O que se observa depois são pessoas que têm miopia ou vista curta usando um grau que nada tem a ver com o seu problema, apropriado que é para astigmatismo ou perturbação de visão à distância. Às vezes, por mero descuido do assessor e na pressa de fazer o outro enxergar bem, ele mesmo vai pegando lente por lente e perguntando "tá vendo agora, tá vendo agora?" e vai montado óculos que se tornam em verdadeiras armadilhas. Muitas quedas e lesões já foram causadas assim. E mais de uma vez óculos doados por políticos já deixaram pessoas completamente cegas. O diagnóstico que se faz é que essas pessoas já eram completamente cegas, politicamente, quando enxergavam.
Até hoje, que tanto se fala em progresso, as coisas continuam assim. O político é eleito, arranja verbas e constrói um hospital bonito, superfaturado até no grão de areia, espalha postos de saúde pelas localidades mais distantes e logo começa a despejar conversa pelos quatro cantos que a saúde no seu município é nota dez, que ninguém nunca fez tanto quanto ele pela saúde e outros tralálás da vida. A prefeitura possui não se sabe quantas ambulâncias, os melhores médicos foram contratados, enfermeiro tem pra não acabar mais. Contudo, tudo conversa fiada, estória de trancoso, conversa pra boi dormir.

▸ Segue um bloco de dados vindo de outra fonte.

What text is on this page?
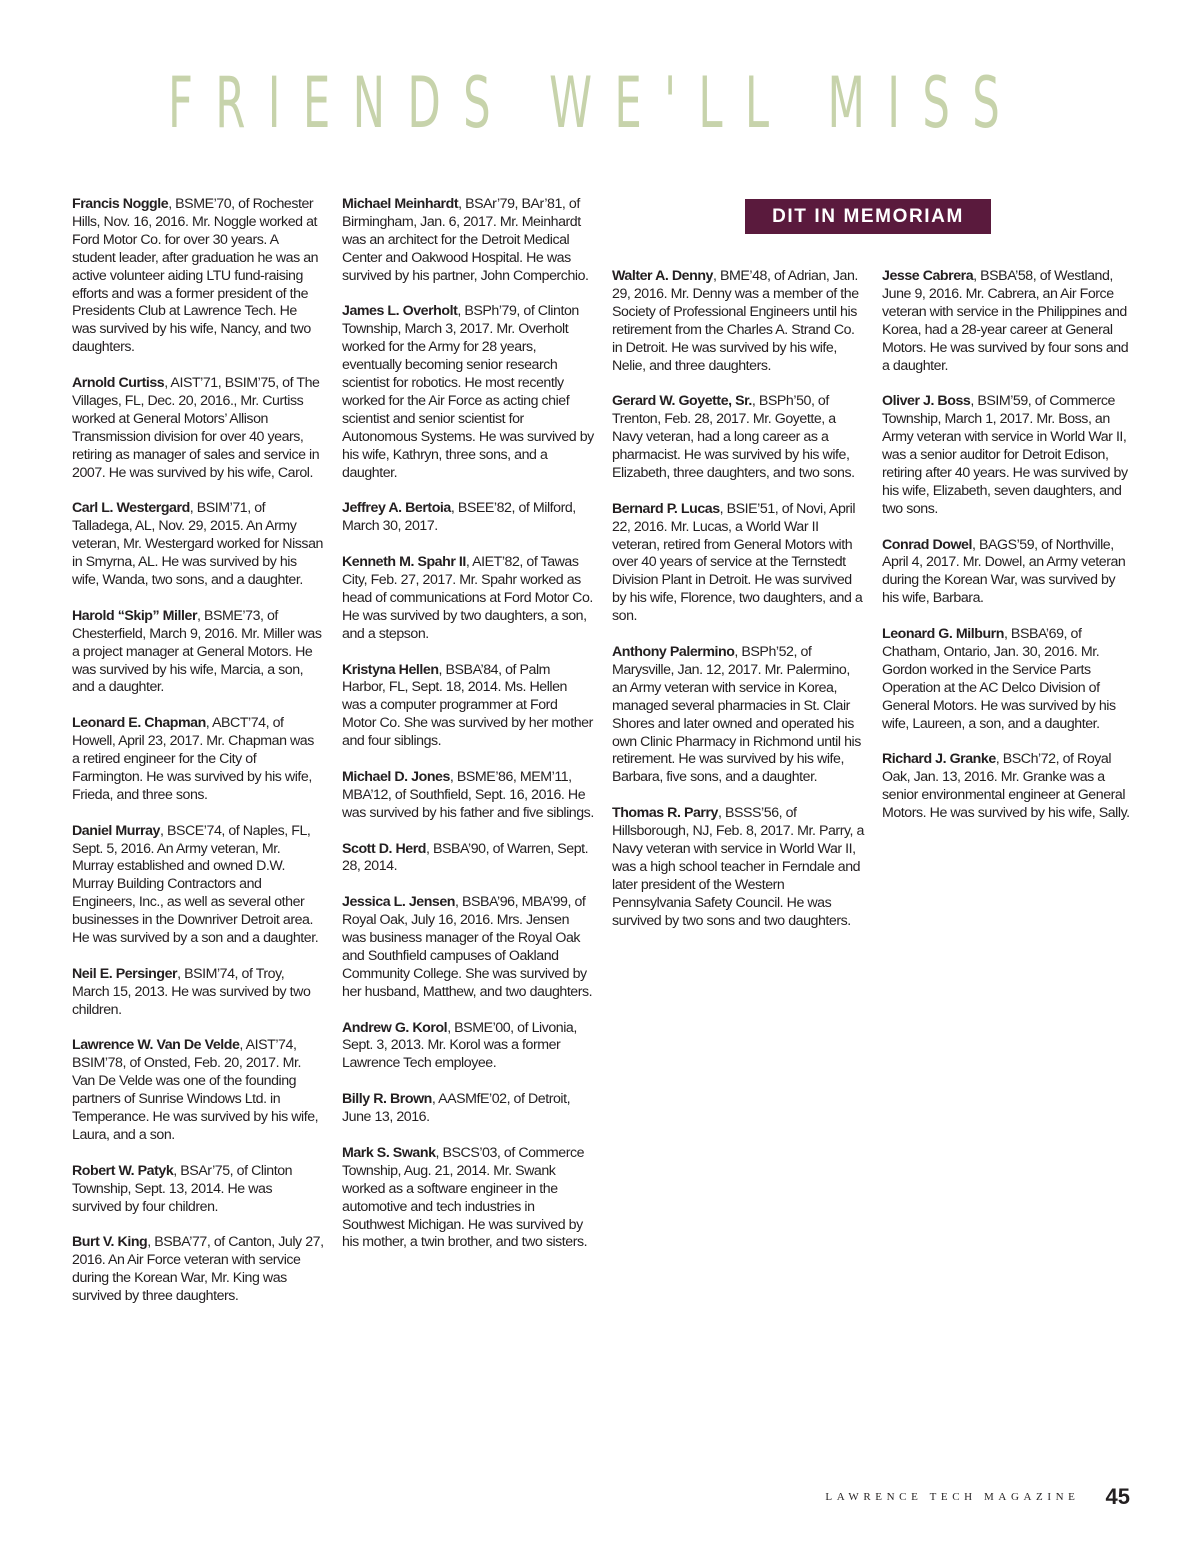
FRIENDS WE'LL MISS
DIT IN MEMORIAM

Francis Noggle, BSME’70, of Rochester Hills, Nov. 16, 2016. Mr. Noggle worked at Ford Motor Co. for over 30 years. A student leader, after graduation he was an active volunteer aiding LTU fund-raising efforts and was a former president of the Presidents Club at Lawrence Tech. He was survived by his wife, Nancy, and two daughters.

Arnold Curtiss, AIST’71, BSIM’75, of The Villages, FL, Dec. 20, 2016., Mr. Curtiss worked at General Motors’ Allison Transmission division for over 40 years, retiring as manager of sales and service in 2007. He was survived by his wife, Carol.

Carl L. Westergard, BSIM’71, of Talladega, AL, Nov. 29, 2015. An Army veteran, Mr. Westergard worked for Nissan in Smyrna, AL. He was survived by his wife, Wanda, two sons, and a daughter.

Harold “Skip” Miller, BSME’73, of Chesterfield, March 9, 2016. Mr. Miller was a project manager at General Motors. He was survived by his wife, Marcia, a son, and a daughter.

Leonard E. Chapman, ABCT’74, of Howell, April 23, 2017. Mr. Chapman was a retired engineer for the City of Farmington. He was survived by his wife, Frieda, and three sons.

Daniel Murray, BSCE’74, of Naples, FL, Sept. 5, 2016. An Army veteran, Mr. Murray established and owned D.W. Murray Building Contractors and Engineers, Inc., as well as several other businesses in the Downriver Detroit area. He was survived by a son and a daughter.

Neil E. Persinger, BSIM’74, of Troy, March 15, 2013. He was survived by two children.

Lawrence W. Van De Velde, AIST’74, BSIM’78, of Onsted, Feb. 20, 2017. Mr. Van De Velde was one of the founding partners of Sunrise Windows Ltd. in Temperance. He was survived by his wife, Laura, and a son.

Robert W. Patyk, BSAr’75, of Clinton Township, Sept. 13, 2014. He was survived by four children.

Burt V. King, BSBA’77, of Canton, July 27, 2016. An Air Force veteran with service during the Korean War, Mr. King was survived by three daughters.

Michael Meinhardt, BSAr’79, BAr’81, of Birmingham, Jan. 6, 2017. Mr. Meinhardt was an architect for the Detroit Medical Center and Oakwood Hospital. He was survived by his partner, John Comperchio.

James L. Overholt, BSPh’79, of Clinton Township, March 3, 2017. Mr. Overholt worked for the Army for 28 years, eventually becoming senior research scientist for robotics. He most recently worked for the Air Force as acting chief scientist and senior scientist for Autonomous Systems. He was survived by his wife, Kathryn, three sons, and a daughter.

Jeffrey A. Bertoia, BSEE’82, of Milford, March 30, 2017.

Kenneth M. Spahr II, AIET’82, of Tawas City, Feb. 27, 2017. Mr. Spahr worked as head of communications at Ford Motor Co. He was survived by two daughters, a son, and a stepson.

Kristyna Hellen, BSBA’84, of Palm Harbor, FL, Sept. 18, 2014. Ms. Hellen was a computer programmer at Ford Motor Co. She was survived by her mother and four siblings.

Michael D. Jones, BSME’86, MEM’11, MBA’12, of Southfield, Sept. 16, 2016. He was survived by his father and five siblings.

Scott D. Herd, BSBA’90, of Warren, Sept. 28, 2014.

Jessica L. Jensen, BSBA’96, MBA’99, of Royal Oak, July 16, 2016. Mrs. Jensen was business manager of the Royal Oak and Southfield campuses of Oakland Community College. She was survived by her husband, Matthew, and two daughters.

Andrew G. Korol, BSME’00, of Livonia, Sept. 3, 2013. Mr. Korol was a former Lawrence Tech employee.

Billy R. Brown, AASMfE’02, of Detroit, June 13, 2016.

Mark S. Swank, BSCS’03, of Commerce Township, Aug. 21, 2014. Mr. Swank worked as a software engineer in the automotive and tech industries in Southwest Michigan. He was survived by his mother, a twin brother, and two sisters.

Walter A. Denny, BME’48, of Adrian, Jan. 29, 2016. Mr. Denny was a member of the Society of Professional Engineers until his retirement from the Charles A. Strand Co. in Detroit. He was survived by his wife, Nelie, and three daughters.

Gerard W. Goyette, Sr., BSPh’50, of Trenton, Feb. 28, 2017. Mr. Goyette, a Navy veteran, had a long career as a pharmacist. He was survived by his wife, Elizabeth, three daughters, and two sons.

Bernard P. Lucas, BSIE’51, of Novi, April 22, 2016. Mr. Lucas, a World War II veteran, retired from General Motors with over 40 years of service at the Ternstedt Division Plant in Detroit. He was survived by his wife, Florence, two daughters, and a son.

Anthony Palermino, BSPh’52, of Marysville, Jan. 12, 2017. Mr. Palermino, an Army veteran with service in Korea, managed several pharmacies in St. Clair Shores and later owned and operated his own Clinic Pharmacy in Richmond until his retirement. He was survived by his wife, Barbara, five sons, and a daughter.

Thomas R. Parry, BSSS’56, of Hillsborough, NJ, Feb. 8, 2017. Mr. Parry, a Navy veteran with service in World War II, was a high school teacher in Ferndale and later president of the Western Pennsylvania Safety Council. He was survived by two sons and two daughters.

Jesse Cabrera, BSBA’58, of Westland, June 9, 2016. Mr. Cabrera, an Air Force veteran with service in the Philippines and Korea, had a 28-year career at General Motors. He was survived by four sons and a daughter.

Oliver J. Boss, BSIM’59, of Commerce Township, March 1, 2017. Mr. Boss, an Army veteran with service in World War II, was a senior auditor for Detroit Edison, retiring after 40 years. He was survived by his wife, Elizabeth, seven daughters, and two sons.

Conrad Dowel, BAGS’59, of Northville, April 4, 2017. Mr. Dowel, an Army veteran during the Korean War, was survived by his wife, Barbara.

Leonard G. Milburn, BSBA’69, of Chatham, Ontario, Jan. 30, 2016. Mr. Gordon worked in the Service Parts Operation at the AC Delco Division of General Motors. He was survived by his wife, Laureen, a son, and a daughter.

Richard J. Granke, BSCh’72, of Royal Oak, Jan. 13, 2016. Mr. Granke was a senior environmental engineer at General Motors. He was survived by his wife, Sally.

LAWRENCE TECH MAGAZINE 45
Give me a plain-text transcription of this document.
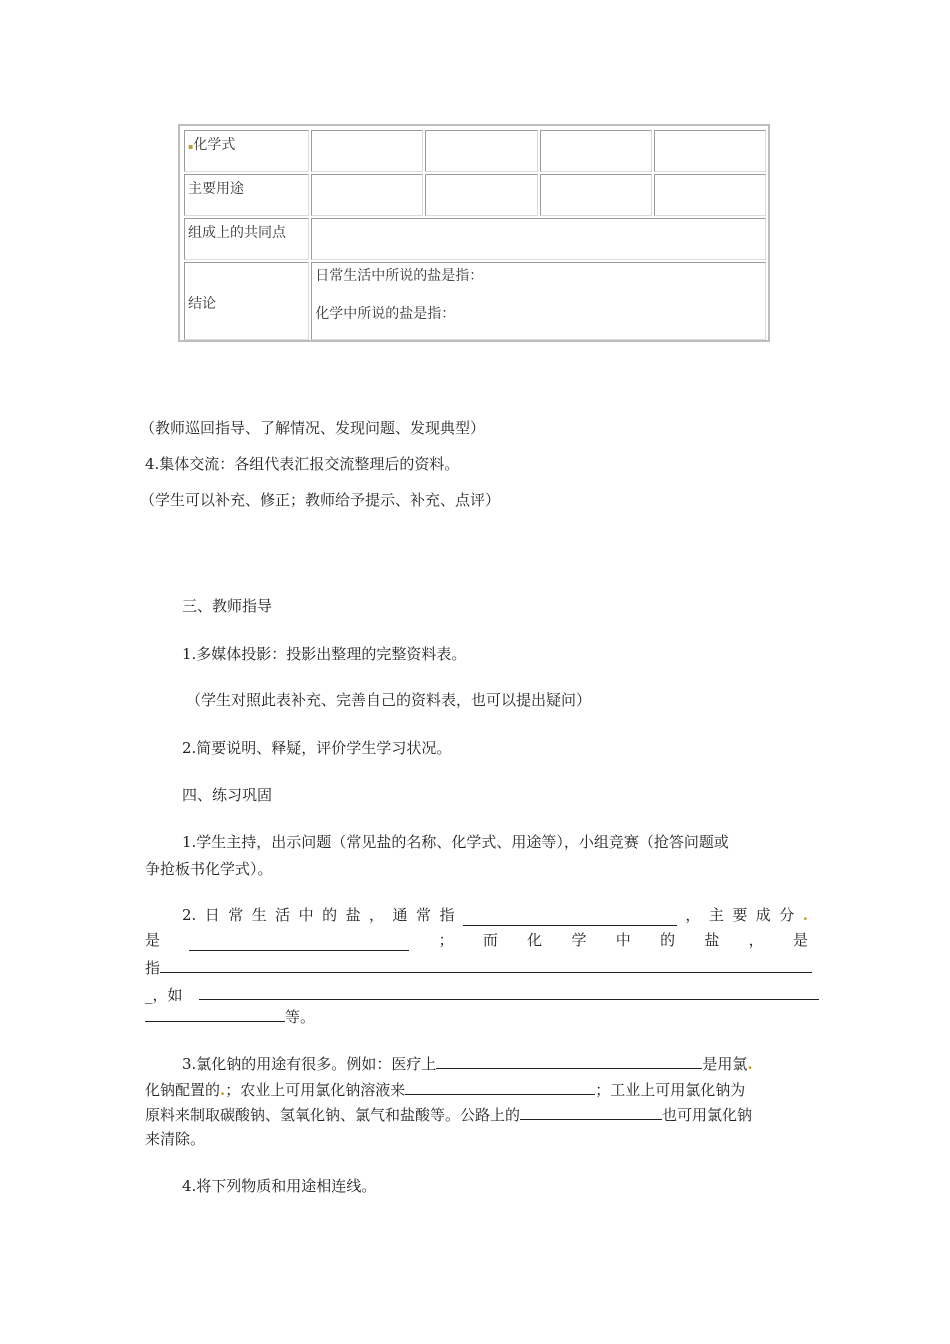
▪化学式				
主要用途				
组成上的共同点				
结论	日常生活中所说的盐是指：
化学中所说的盐是指：			
（教师巡回指导、了解情况、发现问题、发现典型）
4.集体交流：各组代表汇报交流整理后的资料。
（学生可以补充、修正；教师给予提示、补充、点评）
三、教师指导
1.多媒体投影：投影出整理的完整资料表。
（学生对照此表补充、完善自己的资料表，也可以提出疑问）
2.简要说明、释疑，评价学生学习状况。
四、练习巩固
1.学生主持，出示问题（常见盐的名称、化学式、用途等），小组竞赛（抢答问题或
争抢板书化学式）。
2. 日 常 生 活 中 的 盐 ， 通 常 指	， 主 要 成 分 .
是	； 而 化 学 中 的 盐 ， 是
指
_，如
等。
3.氯化钠的用途有很多。例如：医疗上	是用氯.
化钠配置的.；农业上可用氯化钠溶液来	；工业上可用氯化钠为
原料来制取碳酸钠、氢氧化钠、氯气和盐酸等。公路上的	也可用氯化钠
来清除。
4.将下列物质和用途相连线。
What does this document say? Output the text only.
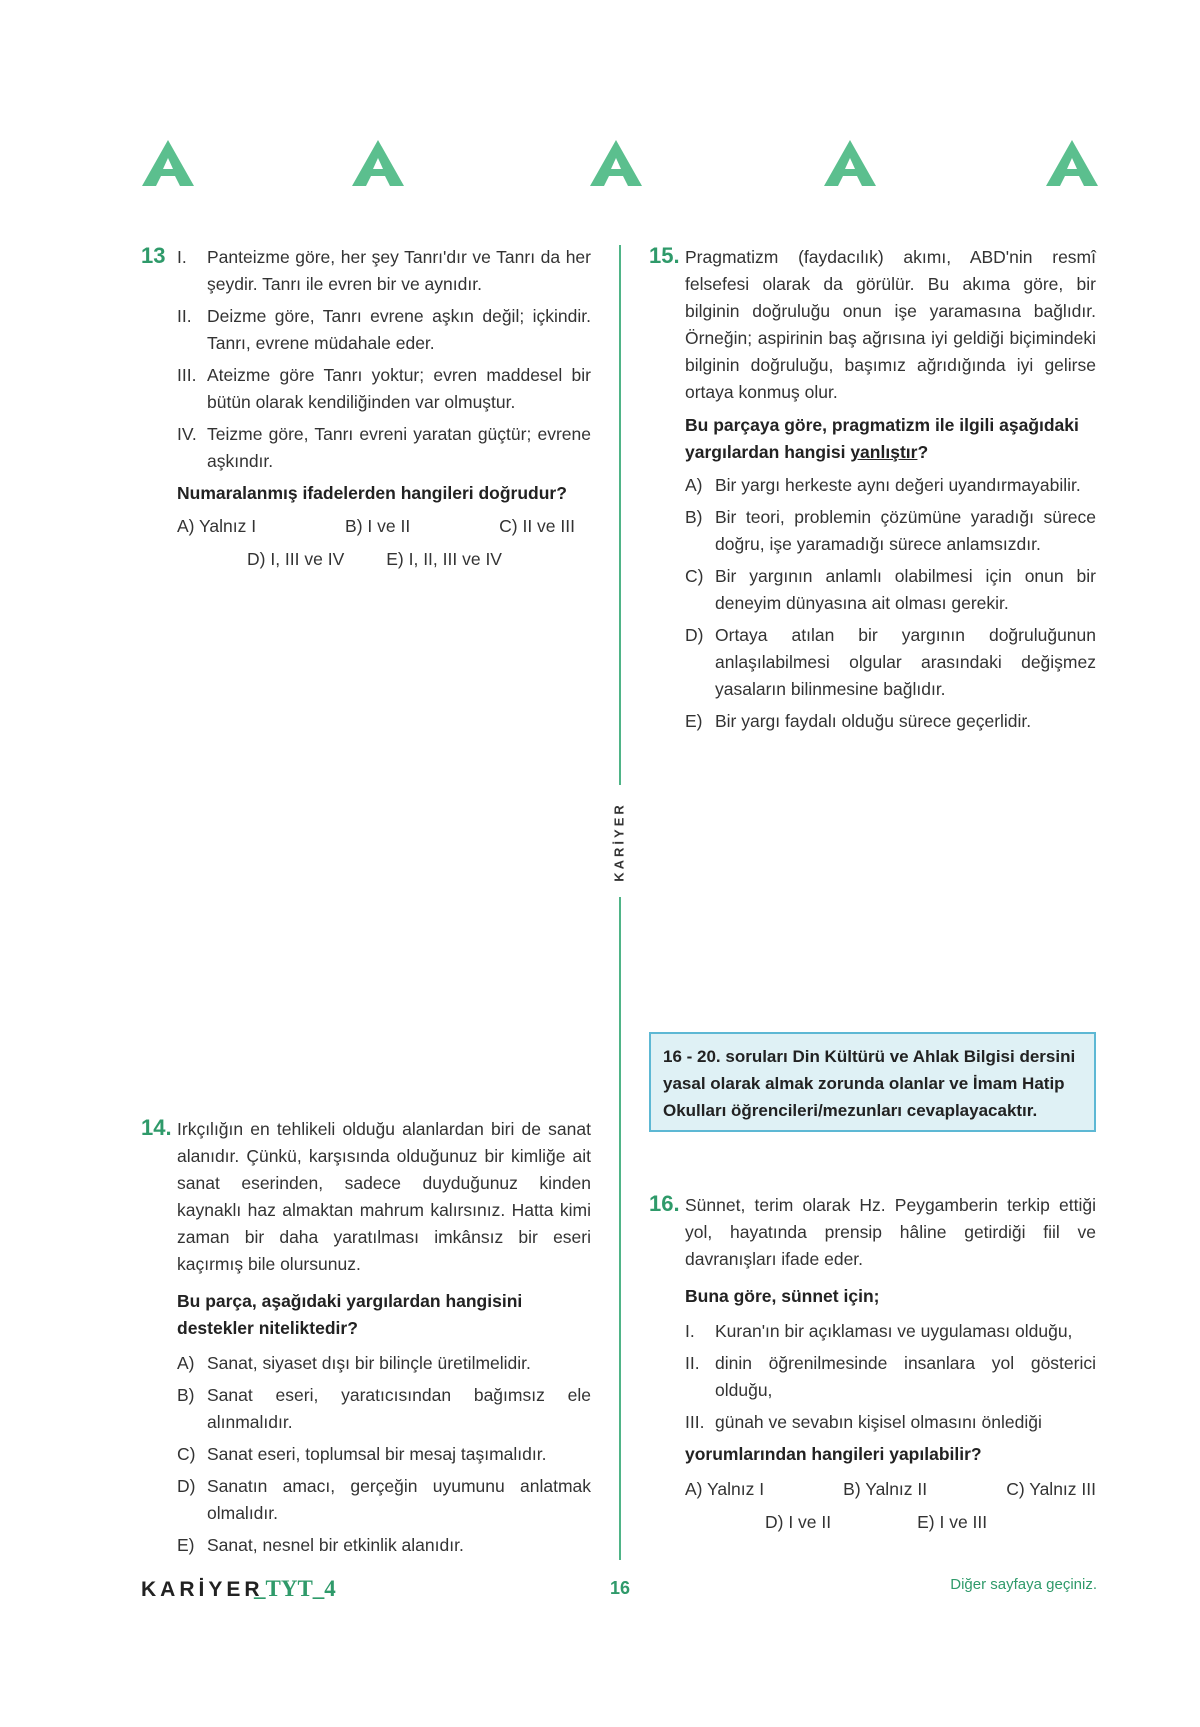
A	A	A	A	A
KARİYER
13 I.	Panteizme göre, her şey Tanrı'dır ve Tanrı da her şeydir. Tanrı ile evren bir ve aynıdır.
II. Deizme göre, Tanrı evrene aşkın değil; içkindir. Tanrı, evrene müdahale eder.
III. Ateizme göre Tanrı yoktur; evren maddesel bir bütün olarak kendiliğinden var olmuştur.
IV. Teizme göre, Tanrı evreni yaratan güçtür; evrene aşkındır.
Numaralanmış ifadelerden hangileri doğrudur?
A) Yalnız I	B) I ve II	C) II ve III
D) I, III ve IV E) I, II, III ve IV
14. Irkçılığın en tehlikeli olduğu alanlardan biri de sanat alanıdır. Çünkü, karşısında olduğunuz bir kimliğe ait sanat eserinden, sadece duyduğunuz kinden kaynaklı haz almaktan mahrum kalırsınız. Hatta kimi zaman bir daha yaratılması imkânsız bir eseri kaçırmış bile olursunuz.
Bu parça, aşağıdaki yargılardan hangisini destekler niteliktedir?
A) Sanat, siyaset dışı bir bilinçle üretilmelidir.
B) Sanat eseri, yaratıcısından bağımsız ele alınmalıdır.
C) Sanat eseri, toplumsal bir mesaj taşımalıdır.
D) Sanatın amacı, gerçeğin uyumunu anlatmak olmalıdır.
E) Sanat, nesnel bir etkinlik alanıdır.
15. Pragmatizm (faydacılık) akımı, ABD'nin resmî felsefesi olarak da görülür. Bu akıma göre, bir bilginin doğruluğu onun işe yaramasına bağlıdır. Örneğin; aspirinin baş ağrısına iyi geldiği biçimindeki bilginin doğruluğu, başımız ağrıdığında iyi gelirse ortaya konmuş olur.
Bu parçaya göre, pragmatizm ile ilgili aşağıdaki yargılardan hangisi yanlıştır?
A) Bir yargı herkeste aynı değeri uyandırmayabilir.
B) Bir teori, problemin çözümüne yaradığı sürece doğru, işe yaramadığı sürece anlamsızdır.
C) Bir yargının anlamlı olabilmesi için onun bir deneyim dünyasına ait olması gerekir.
D) Ortaya atılan bir yargının doğruluğunun anlaşılabilmesi olgular arasındaki değişmez yasaların bilinmesine bağlıdır.
E) Bir yargı faydalı olduğu sürece geçerlidir.
16 - 20. soruları Din Kültürü ve Ahlak Bilgisi dersini yasal olarak almak zorunda olanlar ve İmam Hatip Okulları öğrencileri/mezunları cevaplayacaktır.
16. Sünnet, terim olarak Hz. Peygamberin terkip ettiği yol, hayatında prensip hâline getirdiği fiil ve davranışları ifade eder.
Buna göre, sünnet için;
I.	Kuran'ın bir açıklaması ve uygulaması olduğu,
II. dinin öğrenilmesinde insanlara yol gösterici olduğu,
III. günah ve sevabın kişisel olmasını önlediği
yorumlarından hangileri yapılabilir?
A) Yalnız I	B) Yalnız II	C) Yalnız III
D) I ve II	E) I ve III
KARİYER
_TYT_4	16	Diğer sayfaya geçiniz.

Na verdade, no hospital, que sempre é pequeno para atender a comunidade, não é gasto nem a metade do que a verba que todo mês é repassada. Os médicos, quando existentes, nunca estão no município e muito menos no local de trabalho. Os enfermeiros que porventura aparecem para trabalhar, ou ficam numa salinha falando da vida dos outros o tempo todo ou fazem do local de trabalho um salão de beleza, com trejeitos, manicura e pedicura pra todo lado. Os pacientes, coitados, que tenham paciência mesmo ou clemência de Deus.
Quando o desrespeito pela vida humana é o que mais caracteriza um administrador municipal, basta que o próprio comece a espalhar que tudo vai bem para a realidade mostrar que é o contrário, que tudo vai mal. De nada serve um hospital sem médico atendendo o tempo inteiro, sem enfermeiros capacitados e dispostos, sem remédios para as enfermidades mais usuais. De nada serve um hospital cheio de pacientes, morrendo por omissão, e um administrador dizendo que a saúde é dez. Dez, vinte, trinta mortos talvez, porque o vocabulário do político enfeita até a desgraça.